Her body was kept for public viewing at Nepali Congress Party Headquarters in Sanepa, where Girija Prasad Koirala draped her body with the party's flag. She was also given a gun-salute by an army-contingent. She was cremated at the Pashupati Aryaghat, later that same day. The parliament passed a resolution of condolences over her demise.

==Honours==
Acharya was awarded the Maha Ujjwal Rashtradip (lit. 'Super-luminescent Light of the Nation') by a cabinet decision on 28 May 2014, for her contributions.

==Legacy==
Acharya has been remembered as an inspiring figure and "a rebellious personality" by senior Nepali Congress leader Ram Chandra Paudel. Former minister Mohan Bahadur Basnet has characterised her as a lifelong devotee to democracy with a "clean image". The then prime minister Madhav Kumar Nepal, speaking at her funeral, called her an icon of democratic values and principles, further stating that her determined fight against "corruption, irregularities and wrongful attitudes even when she was in power" was exemplary.

She was the first, and at the time of her death, only Nepali woman to become deputy prime minister. Her cousin, Sujata Koirala, became the second to woman deputy prime minister in October 2009. Her showing the black flag to King Mahendra in 1961 for which she spent three years in jail, is considered a landmark event in the history of Nepalese struggle for freedom and democracy.

Despite her success, she is considered to have underachieved.

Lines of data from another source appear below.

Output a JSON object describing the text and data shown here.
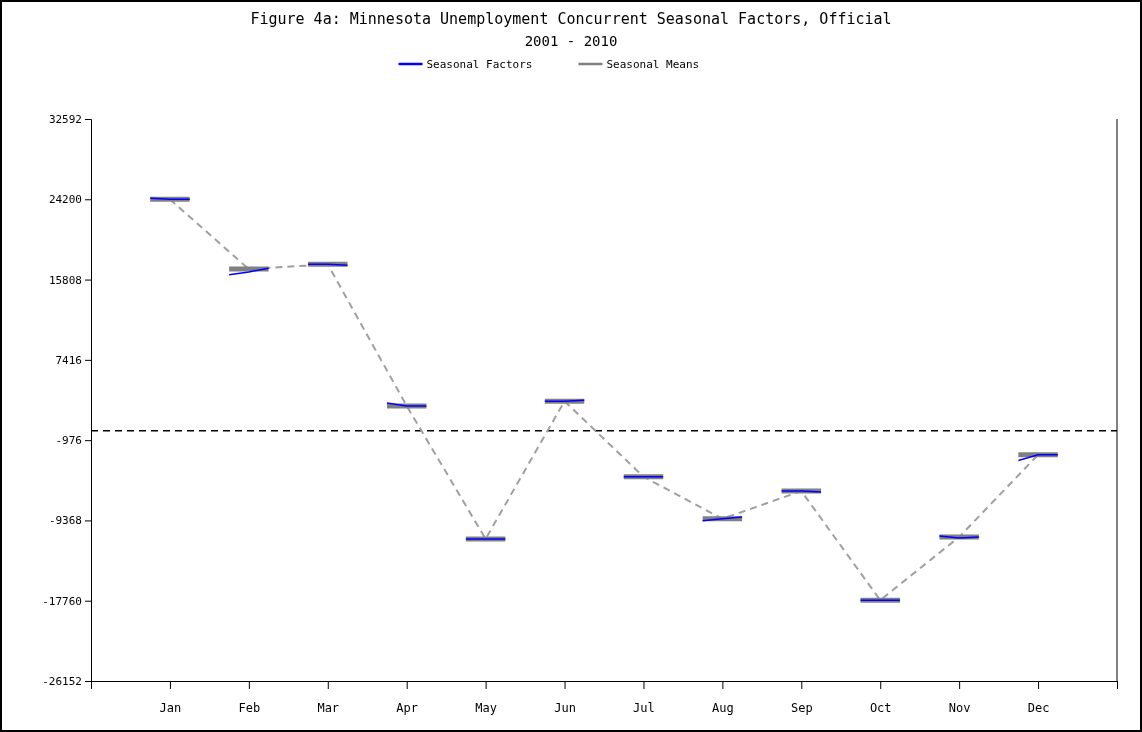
{
  "chart_data": {
    "type": "line",
    "title": "Figure 4a: Minnesota Unemployment Concurrent Seasonal Factors, Official",
    "subtitle": "2001 - 2010",
    "categories": [
      null,
      null,
      null,
      null,
      "Jan",
      null,
      null,
      null,
      "Feb",
      null,
      null,
      null,
      "Mar",
      null,
      null,
      null,
      "Apr",
      null,
      null,
      null,
      "May",
      null,
      null,
      null,
      "Jun",
      null,
      null,
      null,
      "Jul",
      null,
      null,
      null,
      "Aug",
      null,
      null,
      null,
      "Sep",
      null,
      null,
      null,
      "Oct",
      null,
      null,
      null,
      "Nov",
      null,
      null,
      null,
      "Dec",
      null,
      null,
      null,
      null
    ],
    "ylim": [
      -26152,
      32592
    ],
    "yticks": [
      -26152,
      -17760,
      -9368,
      -976,
      7416,
      15808,
      24200,
      32592
    ],
    "legend": "top",
    "marker": "none",
    "ref_lines": [
      {
        "axis": "y",
        "value": 0,
        "color": "#000000",
        "line_style": "dashed"
      }
    ],
    "series": [
      {
        "name": null,
        "color": "#a0a0a0",
        "line_style": "dashed",
        "x": [
          "Jan",
          "Feb",
          "Mar",
          "Apr",
          "May",
          "Jun",
          "Jul",
          "Aug",
          "Sep",
          "Oct",
          "Nov",
          "Dec"
        ],
        "values": [
          24200,
          16900,
          17400,
          2600,
          -11300,
          3100,
          -4800,
          -9200,
          -6300,
          -17700,
          -11100,
          -2500
        ]
      },
      {
        "name": "Seasonal Means",
        "color": "#808080",
        "line_style": "solid",
        "values": [
          null,
          null,
          null,
          24200,
          24200,
          24200,
          null,
          16900,
          16900,
          16900,
          null,
          17400,
          17400,
          17400,
          null,
          2600,
          2600,
          2600,
          null,
          -11300,
          -11300,
          -11300,
          null,
          3100,
          3100,
          3100,
          null,
          -4800,
          -4800,
          -4800,
          null,
          -9200,
          -9200,
          -9200,
          null,
          -6300,
          -6300,
          -6300,
          null,
          -17700,
          -17700,
          -17700,
          null,
          -11100,
          -11100,
          -11100,
          null,
          -2500,
          -2500,
          -2500,
          null,
          null,
          null
        ]
      },
      {
        "name": "Seasonal Factors",
        "color": "#0000ff",
        "line_style": "solid",
        "values": [
          null,
          null,
          null,
          24300,
          24200,
          24200,
          null,
          16300,
          16600,
          17000,
          null,
          17400,
          17400,
          17300,
          null,
          2900,
          2600,
          2600,
          null,
          -11300,
          -11300,
          -11300,
          null,
          3100,
          3100,
          3200,
          null,
          -4800,
          -4800,
          -4800,
          null,
          -9400,
          -9200,
          -9000,
          null,
          -6300,
          -6300,
          -6400,
          null,
          -17700,
          -17700,
          -17700,
          null,
          -11000,
          -11200,
          -11100,
          null,
          -3100,
          -2500,
          -2500,
          null,
          null,
          null
        ]
      }
    ]
  }
}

Even labelled the "most famous nobody of Nepal", attempted explanations for her underachievement in Nepali politics have centred around her conservative stances, specially her support for constitutional monarchy at a time when the whole country was moving towards republicanism, and overshadowing by keen uncle Girija Prasad Koirala who did not relinquish his position in the party or the national politics to make way for the second generation of leaders among whom Acharya was in the top-tier for most of her political career. However, Acharya herself attributed it to sexism, claiming that she was not taken seriously because of her gender, and her contributions and sacrifices were undervalued or ignored.

Nepal Press Union, Morang awards Shailaja Acharya Memorial Journalism Award in her honour. Shailaja Acharya Adarsha Samaj promotes Acharya's ideals. In her home constituency in Morang, Shailaja Acharya Memorial Scholarship Fund grants free scholarships to deserving school students.